Dive Brief:
- The FDA issued an alert this week to healthcare facilities about Hospira's Symbiq Infusion Systems cybersecurity risks.
- Initially discovered a year ago, the company has been developing software updates to address the vulnerabilities, which include remote hacking to possibly alter dosage being delivered to patients.
- Hospira retired the unit the end of May and expects it to be completely off the market by the end of the year. The FDA alert "strongly encouraged" facilities to stop using it and issued a warning about the device's risks.
Dive Insight:
The FDA is advising facilities to disconnect the Symbiq systems from the network, to close unused ports, change default passwords, and monitor network traffic for potential cyberattacks.
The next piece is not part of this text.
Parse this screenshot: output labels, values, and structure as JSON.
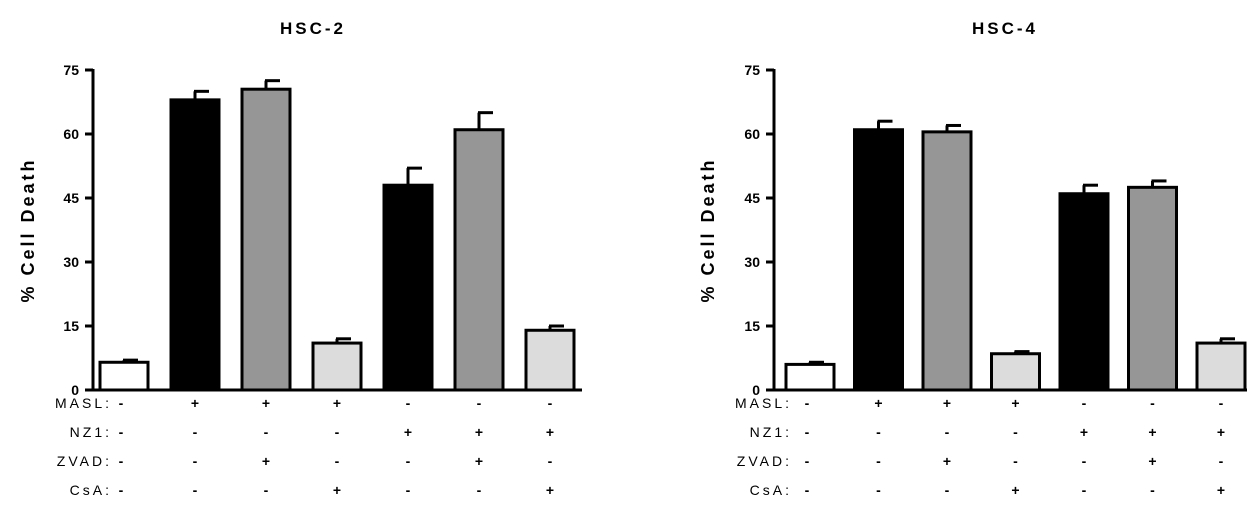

Several vulnerabilities have been discovered in the company's infusion systems, including buffer overflow, improper authorization, insufficient verification of data authenticity, hard coded passwords, improper storage of sensitive information, uncontrolled resource consumption, key and certification management issues and use of vulnerable third-party software, according to Security Week.
"It's worth noting that exploiting vulnerabilities requires penetrating several layers of network security enforced by the hospital information system, including secure firewalls," the company told the publication in May. "These network security measures serve as the first and strongest line of defense against tampering and the pumps and software provide an additional layer of security."
The FDA states in its alert that neither they nor Hospira are aware of any patient adverse events or unauthorized access of a Symbiq Infusion System in a healthcare setting.